And then I wrote...

by Dick Schilling, Editor Emeritus

... that it may seem somewhat heretical for someone who has lived all but eight of his eighty years in Waukon, but I’d like to say some nice things about Lansing.
My maternal grandfather is probably spinning in his grave at that beautiful Lansing cemetery, because until his dying day, whenever he had a few beers, which happened with some frequency, he would cuss Waukon, saying a sheriff’s posse in a nighttime raid stole the courthouse from Lansing.
This morning’s Cedar Rapids Gazette announced to a larger section of eastern Iowa that a portion of Lansing’s Main Street has been named an historic district because of a quirk. The only quirk mentioned in the story is the presence of many shops and eateries, which hardly seems a quirk.

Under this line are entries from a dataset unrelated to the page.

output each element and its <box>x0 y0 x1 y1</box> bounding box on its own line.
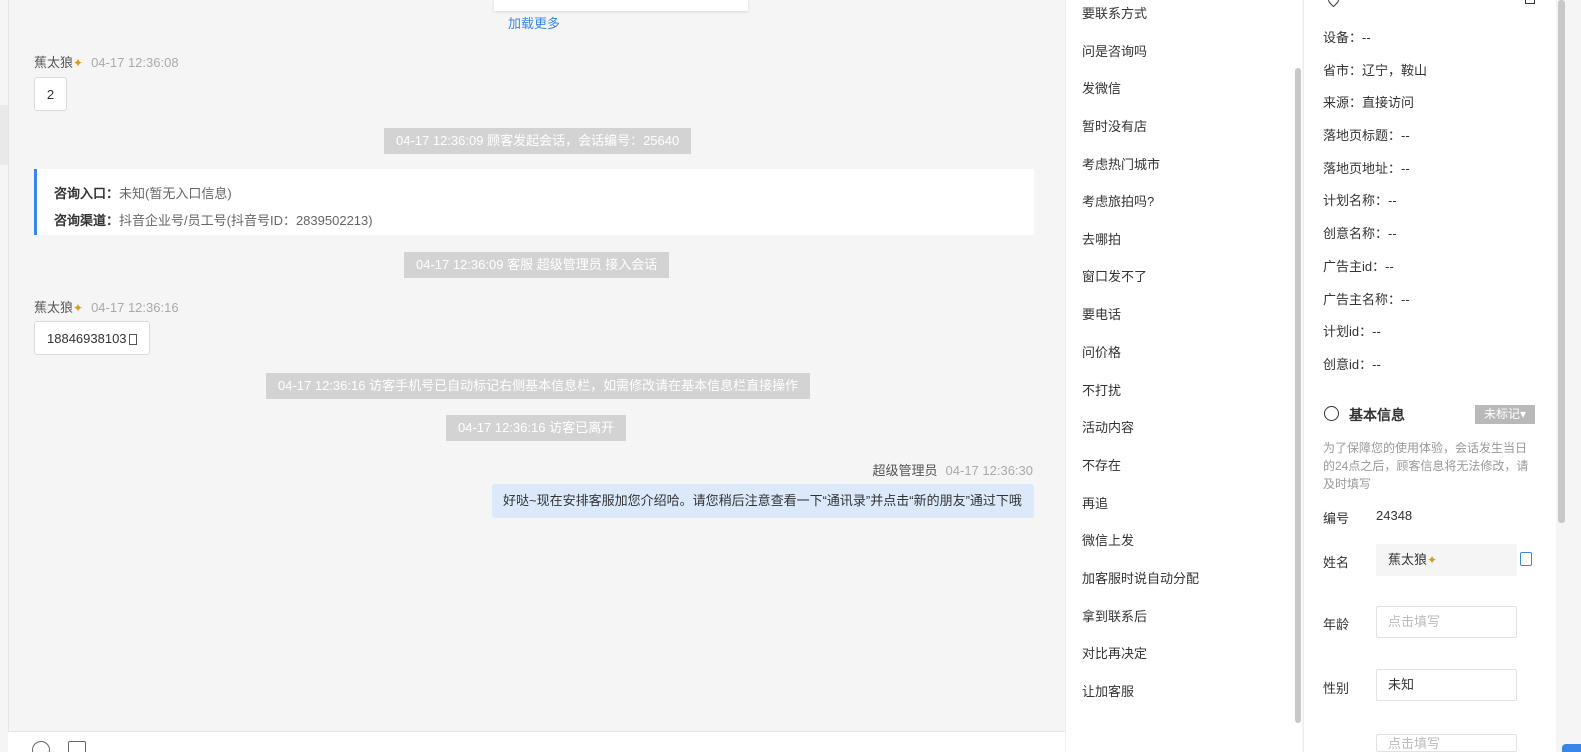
message-text: 2 <box>46 86 55 102</box>
quick-reply-item[interactable]: 加客服时说自动分配 <box>1082 568 1199 587</box>
system-notice: 04-17 12:36:16 访客手机号已自动标记右侧基本信息栏，如需修改请在基… <box>266 373 811 399</box>
quick-reply-item[interactable]: 不打扰 <box>1082 380 1121 399</box>
copy-icon[interactable] <box>1520 552 1532 566</box>
source-info-line: 广告主id：-- <box>1323 259 1394 274</box>
quick-reply-item[interactable]: 窗口发不了 <box>1082 266 1147 285</box>
badge-icon: ✦ <box>1427 553 1438 567</box>
quick-reply-item[interactable]: 问价格 <box>1082 342 1121 361</box>
quick-reply-item[interactable]: 问是咨询吗 <box>1082 41 1147 60</box>
source-info-line: 创意id：-- <box>1323 357 1381 372</box>
gender-select[interactable]: 未知 <box>1376 669 1517 701</box>
basic-info-title: 基本信息 <box>1349 407 1405 423</box>
quick-reply-panel: 要联系方式 问是咨询吗 发微信 暂时没有店 考虑热门城市 考虑旅拍吗? 去哪拍 … <box>1065 0 1302 752</box>
source-info-line: 设备：-- <box>1323 30 1371 45</box>
quick-reply-item[interactable]: 再追 <box>1082 493 1108 512</box>
quick-reply-item[interactable]: 活动内容 <box>1082 417 1134 436</box>
message-time: 04-17 12:36:08 <box>91 55 179 70</box>
edit-notice: 为了保障您的使用体验，会话发生当日的24点之后，顾客信息将无法修改，请及时填写 <box>1323 441 1529 491</box>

Rather. I think the secret to Lansing’s charm is the fact that a river runs past it, the Mississippi. Construction of that new multi-purpose building at the confluence of the Mississippi and Village Creek just to the south will only enhance things.
But I have appreciated Lansing since reaching the age of reason. It was my mother’s home town, and she loved the river. They would tell stories and show photos of summer-long encampments on the shores of Winneshiek slough, where in those pre-air conditioning summers they went to escape the heat. They talked of how as teenage girls they would row a flat-bottomed boat upstream to “Doc’s” place on an island, before it was swallowed by the nine foot channel. Despite those adventures, neither my mother nor her older sister ever bothered to learn to swim!
For about 30 years in the 1960s-1980s period we fished the Mississippi at Lansing, first in a little 14-ft. wooden boat powered by a 5 hp motor, which we launched and recovered at the Big Slough landing just over the bridge. After my dad died in 1969, my mother used a portion of his life insurance and I matched that figure, and we bought a tri-hull boat and 50 hp motor, and berthed it in south Lansing.
My grandparents lived near the Rethwisch lumber yard, and most springs when the river flooded, we had at least one day of trying to spear carp in the floodwaters there with a garden fork.
Trips up Mt. Hosmer were always a treat.
Several times, when I was a ‘tween”, my mother and I would stay for a day or two to do some painting or wallpapering, and I might be sent solo to the butcher shop with a quarter to buy a ring of homemade bologna. A treat was an ice cream cone from Dutch’s and maybe some penny candies.
My grandmother and one of her sons always planted a “hot bed” in early spring and raised tomato, cabbage and pepper plants for sale to regular customers. It was located along the walk from the house to the woodshed, which also contained the two-hole privy.
And that was not a favorite memory of Lansing, especially in winter!